Random unbalance in allocation of treatments

Randomisation tries to ensure that the different treatments are on average applied to similar experimental units. However by chance there are usually some differences.

Because of randomisation, these differences are likely to be small, but they will still result in over- or under-estimation of the effect of the factor. The example below is more extreme than would be likely occur in a completely randomised experiment but it does illustrate how inbalance can affect results.

Difference between two barley varieties

The yield for barley variety V2 is 2.1 higher than that for variety V2. The yield also increases with the moisture content of the soil but V2 always has yield 2.1 higher than V1, whatever the moisture content.

We shall pretent that the effect of soil moisture was unknown and observe how its variability affects our estimate of the difference between the two barley varieties.

Consider a completely randomised experiment involving 20 runs of the experiment that is conducted to estimate the effect of the varieties.
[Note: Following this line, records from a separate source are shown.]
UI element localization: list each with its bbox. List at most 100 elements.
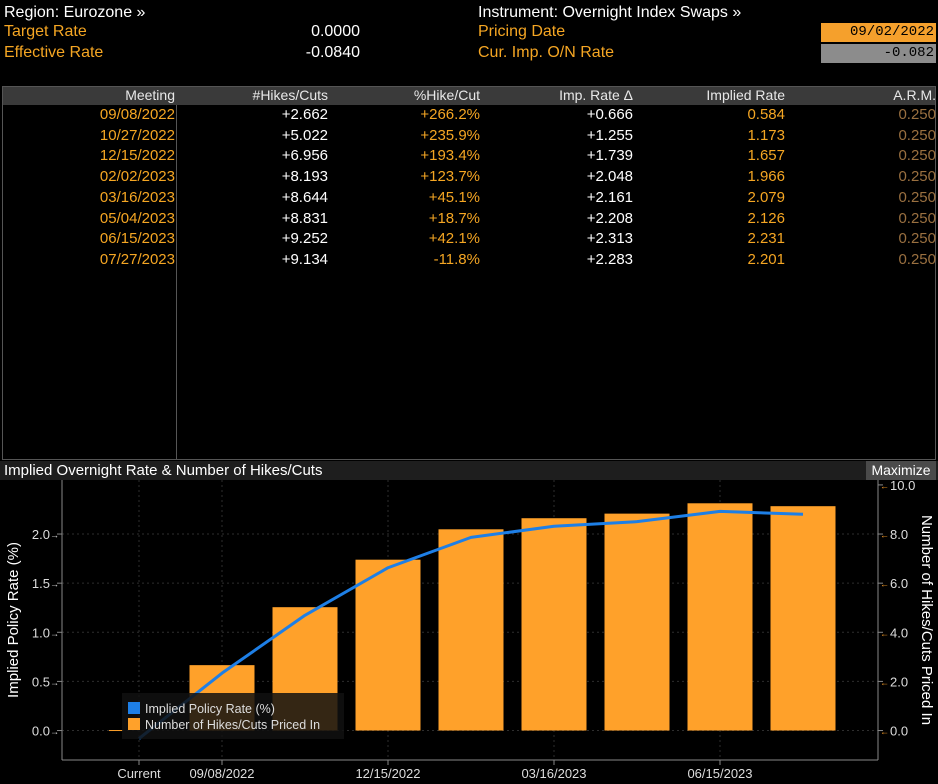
col-header-meeting[interactable]: Meeting	[125, 87, 175, 103]
cell-meeting: 03/16/2023	[99, 188, 175, 206]
right-tick-label: 4.0	[890, 625, 908, 640]
cell-imp-rate-delta: +2.313	[586, 230, 633, 248]
right-tick-arrow: ←	[880, 628, 889, 638]
cell-implied-rate: 2.079	[747, 188, 785, 206]
right-tick-label: 6.0	[890, 576, 908, 591]
right-tick-arrow: ←	[880, 481, 889, 491]
cell-implied-rate: 2.126	[747, 209, 785, 227]
col-header-arm[interactable]: A.R.M.	[893, 87, 936, 103]
cell-meeting: 07/27/2023	[99, 250, 175, 268]
cell-arm: 0.250	[898, 209, 936, 227]
cell-pct-hike: +235.9%	[420, 126, 480, 144]
cell-implied-rate: 2.201	[747, 250, 785, 268]
cell-hikes: +9.252	[281, 230, 328, 248]
x-tick-label: 12/15/2022	[355, 766, 420, 781]
left-tick-label: 1.0	[32, 625, 50, 640]
right-tick-arrow: ←	[880, 579, 889, 589]
right-tick-label: 8.0	[890, 527, 908, 542]
left-tick-arrow: →	[50, 727, 59, 737]
col-header-imp-rate-delta[interactable]: Imp. Rate Δ	[559, 87, 633, 103]
cell-arm: 0.250	[898, 106, 936, 123]
cell-arm: 0.250	[898, 168, 936, 186]
cell-arm: 0.250	[898, 230, 936, 248]
cell-arm: 0.250	[898, 188, 936, 206]
chart-title: Implied Overnight Rate & Number of Hikes…	[4, 462, 323, 479]
cell-imp-rate-delta: +1.255	[586, 126, 633, 144]
right-axis-title: Number of Hikes/Cuts Priced In	[918, 515, 935, 725]
cell-imp-rate-delta: +1.739	[586, 147, 633, 165]
x-tick-label: 09/08/2022	[189, 766, 254, 781]
cell-meeting: 12/15/2022	[99, 147, 175, 165]
pricing-date-label: Pricing Date	[478, 23, 566, 40]
cell-meeting: 10/27/2022	[99, 126, 175, 144]
hikes-bar	[687, 503, 753, 731]
cell-implied-rate: 0.584	[747, 106, 785, 123]
hikes-bar	[604, 513, 670, 731]
right-tick-label: 2.0	[890, 674, 908, 689]
cell-meeting: 05/04/2023	[99, 209, 175, 227]
right-tick-label: 10.0	[890, 480, 915, 493]
right-tick-arrow: ←	[880, 727, 889, 737]
effective-rate-value: -0.0840	[305, 44, 360, 61]
hikes-bar	[438, 529, 504, 731]
legend-swatch-bar	[128, 718, 140, 730]
cell-pct-hike: +42.1%	[428, 230, 480, 248]
cell-pct-hike: +18.7%	[428, 209, 480, 227]
cell-arm: 0.250	[898, 126, 936, 144]
cell-pct-hike: +193.4%	[420, 147, 480, 165]
cell-imp-rate-delta: +2.283	[586, 250, 633, 268]
hikes-bar	[355, 559, 421, 731]
cell-hikes: +6.956	[281, 147, 328, 165]
cell-pct-hike: +45.1%	[428, 188, 480, 206]
cell-hikes: +8.193	[281, 168, 328, 186]
cell-hikes: +8.831	[281, 209, 328, 227]
x-tick-label: Current	[117, 766, 161, 781]
left-tick-arrow: →	[50, 628, 59, 638]
legend-swatch-line	[128, 702, 140, 714]
cell-implied-rate: 2.231	[747, 230, 785, 248]
cell-implied-rate: 1.173	[747, 126, 785, 144]
meetings-table	[2, 86, 936, 460]
cell-meeting: 06/15/2023	[99, 230, 175, 248]
target-rate-label: Target Rate	[4, 23, 87, 40]
cell-meeting: 02/02/2023	[99, 168, 175, 186]
left-tick-label: 0.0	[32, 724, 50, 739]
col-header-pct-hike[interactable]: %Hike/Cut	[413, 87, 480, 103]
x-tick-label: 06/15/2023	[687, 766, 752, 781]
cell-imp-rate-delta: +2.048	[586, 168, 633, 186]
left-tick-arrow: →	[50, 579, 59, 589]
cell-arm: 0.250	[898, 147, 936, 165]
left-tick-label: 1.5	[32, 576, 50, 591]
cell-imp-rate-delta: +2.161	[586, 188, 633, 206]
cell-imp-rate-delta: +2.208	[586, 209, 633, 227]
hikes-bar	[521, 518, 587, 731]
effective-rate-label: Effective Rate	[4, 44, 104, 61]
col-header-implied-rate[interactable]: Implied Rate	[706, 87, 785, 103]
maximize-button[interactable]: Maximize	[866, 461, 936, 480]
cell-hikes: +5.022	[281, 126, 328, 144]
cell-hikes: +8.644	[281, 188, 328, 206]
cell-implied-rate: 1.657	[747, 147, 785, 165]
table-header	[2, 86, 936, 105]
left-tick-label: 0.5	[32, 674, 50, 689]
chart-title-bar	[0, 461, 938, 480]
col-header-hikes[interactable]: #Hikes/Cuts	[252, 87, 328, 103]
column-divider	[176, 105, 177, 460]
left-tick-arrow: →	[50, 677, 59, 687]
cur-imp-rate-value: -0.082	[821, 44, 936, 63]
target-rate-value: 0.0000	[311, 23, 360, 40]
x-tick-label: 03/16/2023	[521, 766, 586, 781]
legend-box	[122, 693, 344, 739]
pricing-date-input[interactable]: 09/02/2022	[821, 23, 936, 42]
hikes-bar	[770, 506, 836, 731]
left-axis-title: Implied Policy Rate (%)	[5, 542, 22, 698]
cell-meeting: 09/08/2022	[99, 106, 175, 123]
region-selector[interactable]: Region: Eurozone »	[4, 4, 146, 21]
left-tick-label: 2.0	[32, 527, 50, 542]
instrument-selector[interactable]: Instrument: Overnight Index Swaps »	[478, 4, 742, 21]
cell-hikes: +9.134	[281, 250, 328, 268]
right-tick-label: 0.0	[890, 724, 908, 739]
right-tick-arrow: ←	[880, 530, 889, 540]
cell-arm: 0.250	[898, 250, 936, 268]
cell-pct-hike: +266.2%	[420, 106, 480, 123]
Soil moisture is not controlled but varies randomly between experimental plots. Randomisation means that there is equal chance of the varieties being used at high and low moisture levels, but by chance, the plots getting variety V1 may be either hotter or colder than those getting V2.

Initially the diagram shows the effect of moisture and variety on yield. Since we are not using the covariate in the analysis, the estimated variety effect is simply the difference between the mean yields of the plots getting V1 and V2. Select Artificial data from the pop-up menu to see possible results. Use the slider to see the effect of 'unbalance' in the allocation of treatments.

  • If V2 gets used more in low moisture plots than in high moisture plots, its improvement over V1 is underestimated.
  • If it is used more in high moisture plots, its improvement over V1 is overestimated.

Variation in the experimental units (caused by variation in soil moisture) can therefore have a considerable effect on the accuracy of the estimated difference between the varieties if it is not recorded and used in the model.

Experiments in agriculture and biology usually have much more random variation. Click the checkbox Extra variation to add more unexplained random variation to the data and repeat. Observe that the same effect persists.

Completely randomised experiment

In a completely randomised experiment, the most extreme forms of unbalance are unlikely. Select Randomised experiment from the pop-up menu then click Repeat experiment a few times to observe the variation in the estimated difference between the varieties.

Although the experimental units getting V2 are usually reasonably balanced between high and low soil moistures, even smaller degrees of unbalance add to the variability of the estimates.